ISLAND CONSERVATION-What’s in a picture? |08 September 2008

ISLAND CONSERVATION-What’s in a picture?

“You should have been an archivist, not a journalist or naturalist,” Xavier said in between two sips of tea. “Hey, careful you don’t spill tea on that purple binder to your left!”

Transferring my own cup to my right hand, I reached for the file. It was labelled “Valdivia”. I recognised it to be the name of the famous steamship that carried the German deep-sea expedition to the Indian and Pacific Oceans at the end of the 19th century. “I remember compiling this dossier!” I cried. “There are some interesting photographs. Let me show you…”

Caricatural view of life on the Valdivia

Xavier was fascinated by the photograph of the crew of the Valdivia lounging on deck, surrounded by at least eight giant tortoises of varying sizes. He pointed to one that was being used as a stool by a moustached sailor. “The expedition obviously stopped over in Seychelles,” he said. “But did they go to Aldabra to collect these tortidter?”
“I’m pretty sure they didn’t,” I answered. “It would seem they visited only Mahé and Praslin. I believe they got Aldabra tortoises that were being kept in the granitic islands. Look, you can actually make out bits of tortoise droppings here and there on the deck!”

Giant tortoises on the Valdivia

Looking through the notes with the photographs we read that the Valdivia left Hamburg on the 31st of July 1898, and visited the Canary islands, Cameroon, South Africa, Kerguelen, Sumatra in Indonesia, the Maldives, Diego Garcia and Seychelles (5th–8th March 1899) before getting back to Hamburg on the 28th of April 1899 via the Red Sea, after nine months at sea. The expedition leader, the famous German zoologist Carl Friedrich Chun (1852-1914), published an account of the expedition entitled Aus den Tiefen des Weltmeeres (“From the Depths of the World’s Seas”), but I told Xavier that I found the prospect of trying to navigate through 592 pages of 19th-century German - in Gothic script, if you please - somewhat daunting: pye kapisen alone becomes Kapuzinerbäumen in Chun’s text, and golan blan is Feenseeschwalben!

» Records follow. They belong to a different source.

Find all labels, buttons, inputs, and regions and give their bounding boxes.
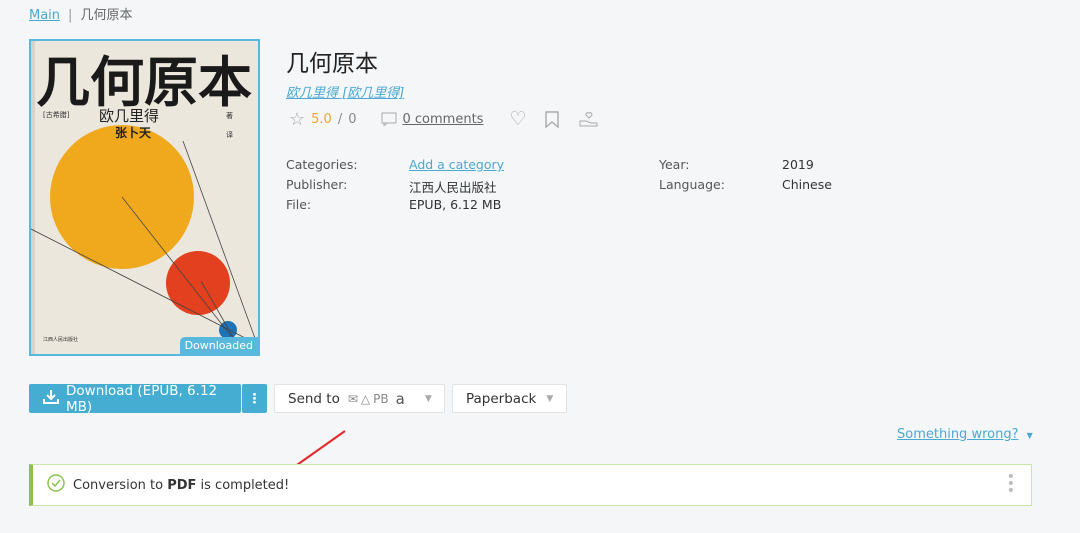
rating-value: 5.0: [311, 111, 332, 127]
star-icon[interactable]: ☆: [289, 109, 305, 130]
conversion-alert: Conversion to PDF is completed! • • •: [29, 464, 1032, 506]
cover-role-author: 著: [226, 111, 233, 120]
publisher-label: Publisher:: [286, 177, 348, 192]
author-link[interactable]: 欧几里得 [欧几里得]: [286, 82, 404, 101]
chevron-down-icon: ▼: [424, 393, 432, 404]
add-category-link[interactable]: Add a category: [409, 157, 504, 172]
amazon-icon: a: [395, 389, 405, 408]
breadcrumb: Main | 几何原本: [29, 4, 132, 23]
chevron-down-icon: ▼: [546, 393, 554, 404]
send-to-label: Send to: [288, 390, 340, 407]
alert-message: Conversion to PDF is completed!: [73, 477, 290, 493]
download-icon: [43, 389, 59, 408]
something-wrong-dropdown[interactable]: Something wrong? ▼: [897, 427, 1033, 442]
breadcrumb-main[interactable]: Main: [29, 8, 60, 23]
something-wrong-link[interactable]: Something wrong?: [897, 427, 1018, 442]
email-icon: ✉: [347, 391, 358, 406]
donate-icon[interactable]: [579, 111, 599, 128]
drive-icon: △: [360, 391, 371, 406]
year-value: 2019: [782, 157, 814, 172]
book-stats: ☆ 5.0 / 0 0 comments ♡: [289, 108, 599, 130]
check-circle-icon: [47, 474, 65, 496]
cover-art: 几何原本 [古希腊] 欧几里得 著 张卜天 译 江西人民出版社: [31, 41, 257, 354]
download-label: Download (EPUB, 6.12 MB): [66, 382, 218, 415]
paperback-dropdown[interactable]: Paperback ▼: [452, 384, 567, 413]
language-value: Chinese: [782, 177, 832, 192]
cover-role-translator: 译: [226, 131, 233, 139]
categories-label: Categories:: [286, 157, 358, 172]
more-vertical-icon: ⋮: [247, 390, 262, 407]
cover-red-circle: [166, 251, 230, 315]
bookmark-icon[interactable]: [544, 110, 559, 128]
publisher-value: 江西人民出版社: [409, 180, 497, 195]
rating-count: 0: [348, 111, 357, 127]
download-button[interactable]: Download (EPUB, 6.12 MB): [29, 382, 241, 415]
heart-icon[interactable]: ♡: [509, 108, 526, 130]
alert-menu-icon[interactable]: • • •: [1007, 470, 1015, 498]
language-label: Language:: [659, 177, 725, 192]
chevron-down-icon: ▼: [1026, 431, 1033, 440]
comment-icon: [381, 112, 397, 126]
book-cover[interactable]: 几何原本 [古希腊] 欧几里得 著 张卜天 译 江西人民出版社 Download…: [29, 39, 260, 356]
download-more-button[interactable]: ⋮: [242, 384, 267, 413]
send-to-dropdown[interactable]: Send to ✉ △ PB a ▼: [274, 384, 445, 413]
cover-title: 几何原本: [36, 50, 252, 114]
breadcrumb-separator: |: [68, 8, 73, 23]
pocketbook-label: PB: [373, 391, 389, 406]
breadcrumb-current: 几何原本: [80, 8, 133, 23]
cover-series: [古希腊]: [43, 110, 70, 119]
downloaded-badge: Downloaded: [179, 337, 258, 354]
file-value: EPUB, 6.12 MB: [409, 197, 502, 212]
book-title: 几何原本: [286, 51, 378, 77]
comments-link[interactable]: 0 comments: [403, 112, 484, 127]
paperback-label: Paperback: [466, 390, 537, 407]
year-label: Year:: [659, 157, 690, 172]
cover-author: 欧几里得: [99, 107, 159, 125]
rating-separator: /: [337, 111, 343, 127]
cover-publisher: 江西人民出版社: [43, 336, 78, 343]
file-label: File:: [286, 197, 312, 212]
cover-translator: 张卜天: [115, 125, 152, 140]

Xavier kept pointing to interesting details in the photograph: the non-European man (a Seychellois?) on the left, one hand appearing to be gently stroking the back of a goat (from Aldabra?); two monkeys between the two crew members on the right; a pile of palm-leaves (coco-de-mer?) behind the man with the goat…

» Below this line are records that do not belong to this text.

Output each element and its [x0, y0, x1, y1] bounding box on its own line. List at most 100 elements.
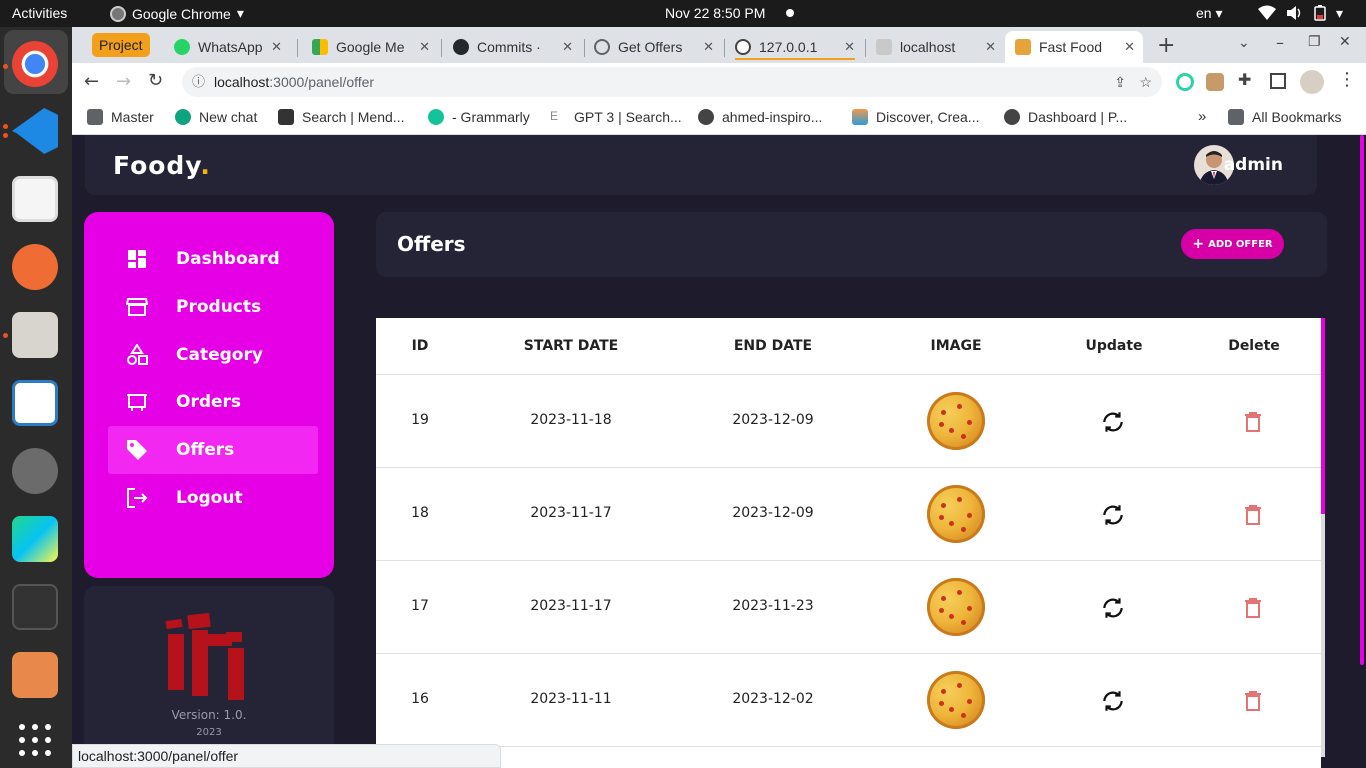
tab-group-project[interactable]: Project — [92, 33, 150, 57]
tab-search-button[interactable]: ⌄ — [1238, 35, 1250, 51]
reload-button[interactable]: ↻ — [148, 70, 163, 91]
menu-icon[interactable]: ⋮ — [1338, 69, 1356, 90]
refresh-icon[interactable] — [1100, 502, 1126, 528]
app-menu[interactable]: Google Chrome ▾ — [110, 5, 244, 22]
system-tray[interactable]: ▾ — [1258, 5, 1343, 22]
cell-start-date: 2023-11-18 — [530, 412, 612, 428]
terminal-icon[interactable] — [12, 584, 58, 630]
tab-fast-food[interactable]: Fast Food ✕ — [1005, 31, 1143, 63]
column-header-update[interactable]: Update — [1085, 338, 1142, 354]
app-logo[interactable]: Foody. — [113, 151, 211, 180]
page-scrollbar[interactable] — [1360, 135, 1364, 665]
back-button[interactable]: ← — [84, 71, 99, 92]
close-icon[interactable]: ✕ — [1124, 39, 1135, 55]
tab-strip: WhatsApp ✕ Google Me ✕ Commits · ✕ Get O… — [72, 27, 1366, 63]
close-icon[interactable]: ✕ — [844, 39, 855, 55]
refresh-icon[interactable] — [1100, 595, 1126, 621]
bookmarks-bar: Master New chat Search | Mend... - Gramm… — [72, 101, 1366, 135]
bookmark-new-chat[interactable]: New chat — [175, 109, 257, 125]
extension-icon[interactable] — [1206, 73, 1224, 91]
text-editor-icon[interactable] — [12, 176, 58, 222]
bookmark-mendeley[interactable]: Search | Mend... — [278, 109, 404, 125]
bookmark-gpt3[interactable]: E GPT 3 | Search... — [550, 109, 682, 125]
site-info-icon[interactable]: ⓘ — [192, 67, 205, 97]
mendeley-icon — [278, 109, 294, 125]
close-icon[interactable]: ✕ — [562, 39, 573, 55]
sidebar-item-label: Category — [176, 345, 263, 365]
bookmark-label: Master — [111, 109, 154, 125]
bookmark-dashboard[interactable]: Dashboard | P... — [1004, 109, 1127, 125]
sidebar-item-orders[interactable]: Orders — [108, 378, 318, 426]
close-icon[interactable]: ✕ — [703, 39, 714, 55]
postman-icon[interactable] — [12, 244, 58, 290]
trash-icon[interactable] — [1243, 597, 1263, 619]
sidebar-item-category[interactable]: Category — [108, 331, 318, 379]
chrome-icon[interactable] — [12, 41, 58, 87]
trash-icon[interactable] — [1243, 690, 1263, 712]
more-bookmarks-button[interactable]: » — [1198, 108, 1206, 125]
share-icon[interactable]: ⇪ — [1114, 67, 1126, 97]
table-scrollbar-thumb[interactable] — [1321, 318, 1325, 514]
libreoffice-impress-icon[interactable] — [12, 380, 58, 426]
table-row: 16 2023-11-11 2023-12-02 — [376, 654, 1321, 747]
image-editor-icon[interactable] — [12, 652, 58, 698]
image-viewer-icon[interactable] — [12, 448, 58, 494]
cell-start-date: 2023-11-17 — [530, 598, 612, 614]
bookmark-master[interactable]: Master — [87, 109, 154, 125]
files-icon[interactable] — [12, 312, 58, 358]
side-panel-icon[interactable] — [1270, 73, 1286, 89]
sidebar-item-offers[interactable]: Offers — [108, 426, 318, 474]
close-window-button[interactable]: ✕ — [1339, 34, 1351, 50]
column-header-image[interactable]: IMAGE — [930, 338, 981, 354]
new-tab-button[interactable]: + — [1157, 33, 1175, 58]
forward-button[interactable]: → — [116, 71, 131, 92]
bookmark-discover[interactable]: Discover, Crea... — [852, 109, 979, 125]
tab-whatsapp[interactable]: WhatsApp ✕ — [164, 31, 290, 63]
bookmark-grammarly[interactable]: - Grammarly — [428, 109, 530, 125]
bookmark-star-icon[interactable]: ☆ — [1139, 67, 1152, 97]
tab-label: Fast Food — [1039, 39, 1103, 55]
sidebar-item-logout[interactable]: Logout — [108, 474, 318, 522]
table-header: ID START DATE END DATE IMAGE Update Dele… — [376, 318, 1321, 375]
clock[interactable]: Nov 22 8:50 PM — [665, 5, 765, 21]
add-offer-label: ADD OFFER — [1208, 238, 1273, 250]
tab-google-meet[interactable]: Google Me ✕ — [302, 31, 438, 63]
address-bar[interactable]: ⓘ localhost:3000/panel/offer ⇪ ☆ — [182, 67, 1162, 97]
tab-github-commits[interactable]: Commits · ✕ — [443, 31, 581, 63]
offer-image — [927, 578, 985, 636]
refresh-icon[interactable] — [1100, 409, 1126, 435]
trash-icon[interactable] — [1243, 411, 1263, 433]
all-bookmarks[interactable]: All Bookmarks — [1228, 109, 1341, 125]
bookmark-ahmed[interactable]: ahmed-inspiro... — [698, 109, 822, 125]
minimize-button[interactable]: – — [1276, 33, 1284, 52]
activities-button[interactable]: Activities — [12, 5, 67, 21]
language-selector[interactable]: en ▾ — [1196, 5, 1223, 22]
refresh-icon[interactable] — [1100, 688, 1126, 714]
profile-avatar[interactable] — [1300, 70, 1324, 94]
vscode-icon[interactable] — [12, 108, 58, 154]
puzzle-icon[interactable]: ✚ — [1238, 70, 1251, 89]
sidebar-item-products[interactable]: Products — [108, 283, 318, 331]
cell-end-date: 2023-12-02 — [732, 691, 814, 707]
sidebar-item-dashboard[interactable]: Dashboard — [108, 235, 318, 283]
table-scrollbar-track[interactable] — [1321, 514, 1325, 757]
page-viewport: Foody. admin Dashboard Products Category… — [72, 135, 1366, 768]
close-icon[interactable]: ✕ — [985, 39, 996, 55]
tab-get-offers[interactable]: Get Offers ✕ — [584, 31, 722, 63]
pycharm-icon[interactable] — [12, 516, 58, 562]
extension-icon[interactable] — [1176, 73, 1194, 91]
trash-icon[interactable] — [1243, 504, 1263, 526]
column-header-id[interactable]: ID — [412, 338, 429, 354]
recording-indicator-icon — [786, 9, 794, 17]
column-header-delete[interactable]: Delete — [1228, 338, 1280, 354]
close-icon[interactable]: ✕ — [271, 39, 282, 55]
close-icon[interactable]: ✕ — [419, 39, 430, 55]
add-offer-button[interactable]: + ADD OFFER — [1181, 229, 1284, 259]
tab-localhost[interactable]: localhost ✕ — [866, 31, 1004, 63]
maximize-button[interactable]: ❐ — [1308, 34, 1321, 50]
column-header-start-date[interactable]: START DATE — [524, 338, 618, 354]
column-header-end-date[interactable]: END DATE — [734, 338, 812, 354]
cell-end-date: 2023-12-09 — [732, 505, 814, 521]
user-name[interactable]: admin — [1224, 155, 1283, 175]
show-apps-icon[interactable] — [12, 717, 58, 763]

Also in the old file there was the drawing, from Chun’s book – a more humoristic view of life on the deck of the Valdivia, with monkeys replacing all the crew members now and a pair of parrots and a sea turtle thrown in as well. I drew Xavier’s attention to the net, of the type used by Carl Chun and his team to collect deep-sea animals while they cruised along at 10 knots.
 
Strange for a deep-sea expedition, there was also a botanist interested in land plants on board the Valdivia. This was Andreas Franz Wilhelm Schimper (1856-1901), who collected not only seaweeds but also some 140 specimens of plants that grow inland on Mahé and Praslin.

He was apparently the very first botanist to collect the endemic larourout-de-lenn maron, which he found on “Mount Harrison” (actually Montagne Planeau). One of our rarest endemic plants, the milk vine or lalyann dile has been given the Latin name Secamone schimperiana to honour Schimper.

As Xavier and I continued with our dusting and sorting out of my books and papers after that break, I thought, too, of the international political context at the time of the visit of the Valdivia. Historians point to the fact that Germany was not yet a major maritime nation before the 1870s. But, in the words of Professor Gerhard Kortum of the University of Kiel, the success of the Valdivia deep-sea expedition helped to raise German confidence and self-esteem and “Germany now felt able to compete with England almost on equal terms and certainly felt a need to assert a superiority over lesser countries… The general advancement of knowledge sometimes was a welcome alibi for the promotion of political and commercial interests overseas…”

History, of course, repeats itself and superpower rivalries are far from over.